Ieri, 16 gennaio 2017, l’arresto illegale e illegittimo della leader dell’organizzazione di quartiere Tupac Amaru, la compagna Milagro Sala, ha compiuto un anno. In Argentina, da Ushuaia a Jujuy, in diversi punti del paese, le organizzazioni che compongono il Comitato per la Libertà di Milagro si sono mobilitate per chiedere giustizia. La voce è riecheggiata per tutta l’Argentina e di nuovo il partito giudiziario ha finto la sua sordità.
C’è un punto di svolta nella vita di qualunque militante che lotta quotidianamente per la giustizia sociale, quando per la prima volta mette piede nella provincia di Jujuy con l’obiettivo di conoscere da dentro l’organizzazione Tupac Amaru e ciò che ha significato per il suo popolo. Si tratta di un primo impatto che materializza quanto raccontato o ascoltato sull’immensa opera che Milagro Sala ha realizzato con il sudore di ogni compagna e compagno dell’organizzazione.
Beh, ascoltare ciò che ha fatto Milagro Sala non è  lo stesso che vederlo con i propri occhi. Così come non è lo stesso leggere un diario o vedere sugli schermi la persecuzione che la Tupac Amaru vive di questi tempi piuttosto che viverla in carne e ossa dal racconto di un militante che la soffre.
Sulla violenza, immensa, inesplicabile, la parola impunità è poco per descriverla. Non si tratta solo della violazione dei loro diritti come persone, ciò a cui ogni compagno e compagna della Tupac sono sottomessi: è odio. Per il fatto di essere negre, negri, poveri, indio e militanti, sono condannati al risentimento da parte di un’oligarchia a cui dà fastidio che questi altri possano ottenere i loro privilegi.
L’odio si manifesta con violenza. Reprimono, rompono quanto degnamente costruito, umiliano, sono così mediocri da affrontarli con l’uniforme della violenza autorizzata, da uno Stato che ha come politica quella di schiacciare le idee di un popolo che si alza in piedi, come ieri ha dimostrato la Tupac.
Davanti al penitenziario di Alto Comedero, con la polizia, inferriate in penombra e una strada e un fosso nel mezzo, l’organizzazione ha montanto una radio all’aperto, con l’obiettivo di far arrivare a Milagro il messaggio delle compagne e dei compagni presenti in ogni angolino della patria.
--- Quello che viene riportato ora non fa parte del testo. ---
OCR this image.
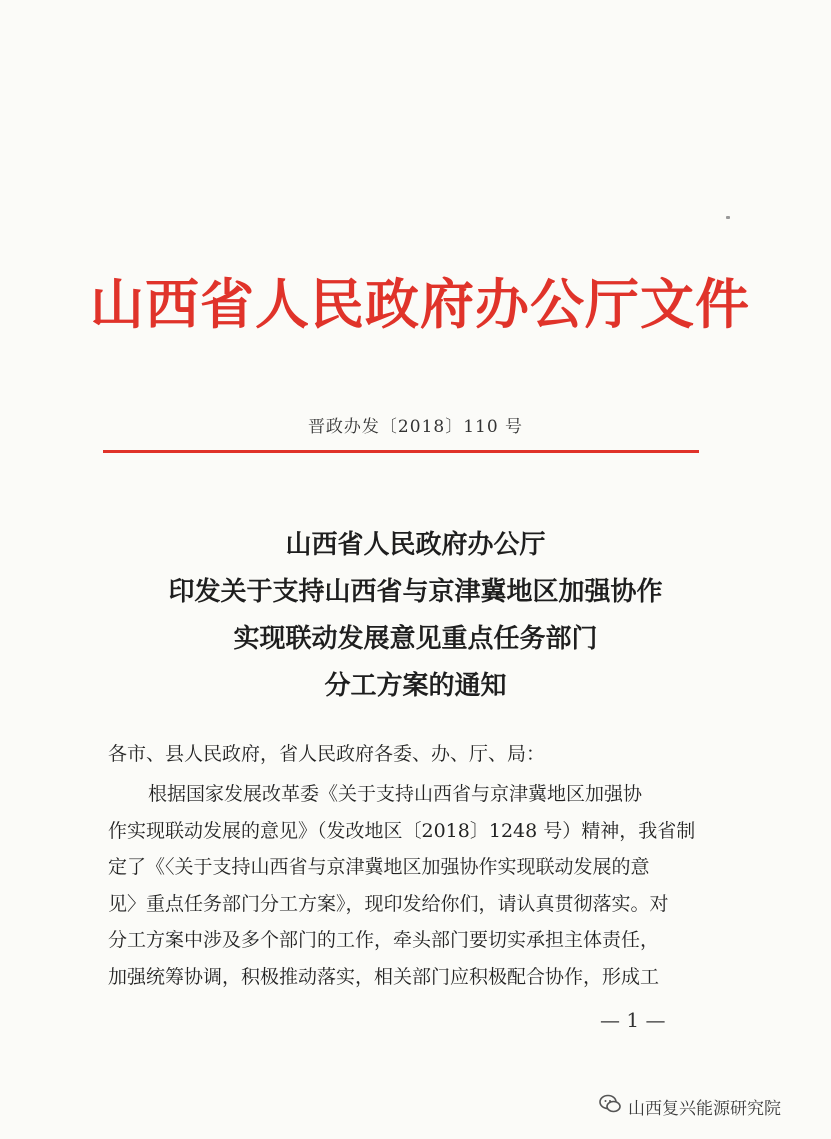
山西省人民政府办公厅文件
晋政办发〔2018〕110 号
山西省人民政府办公厅
印发关于支持山西省与京津冀地区加强协作
实现联动发展意见重点任务部门
分工方案的通知
各市、县人民政府，省人民政府各委、办、厅、局：
根据国家发展改革委《关于支持山西省与京津冀地区加强协
作实现联动发展的意见》（发改地区〔2018〕1248 号）精神，我省制
定了《〈关于支持山西省与京津冀地区加强协作实现联动发展的意
见〉重点任务部门分工方案》，现印发给你们，请认真贯彻落实。对
分工方案中涉及多个部门的工作，牵头部门要切实承担主体责任，
加强统筹协调，积极推动落实，相关部门应积极配合协作，形成工
— 1 —
山西复兴能源研究院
Milagro, contenendo gli abbracci che quella distanza le impediva di dare, si aggrappava alle sue compagne, prigioniere con lei nel penitenziario. Ascoltava, a volte ballava e salutava con le braccia tese. Nel frattempo la militanza cantava: “ora e sempre lotterò con te, ti porto sempre nel mio cuore, flaca (magra, ndt) cara ti seguirò fino alla morte”.
Vogliamo Milagro libera, fuori, con tutte e tutti per strada. Oggi che è prigioniera è un giorno triste, doloroso, ma è stato anche questo a trasformarla in una figura che ha oltrepassato non solo le frontiere della provincia di Jujuy, ma di tutta l’Argentina e di tutta l’America Latina. Milagro ha fatto sì che questa dimenticata provincia del nord oggi sia presente nell’agenda di un giornalismo unitario. La forza che l’accompagna è immensa e siamo convinti che si moltiplicherà.
Oggi, per chi desidera venire, Jujuy rappresenta un ambito di formazione formidabile. Qui si vive e si sente che “la patria è l’altro” e l’altra. Le altre sono quelle compagne che forniscono un ambiente caldo e protettivo, cercando di trasmettere quei valori che gli sono stati insegnati da Milagro. Sono donne potenti, veri quadri politici, che lavorano duramente per sostenere tutto quello che “la flaca” gli ha lasciato. Persone che resistono a partire dall’amore, impegnate verso un’indiscutibile bandiera: costruire la Patria degli umili.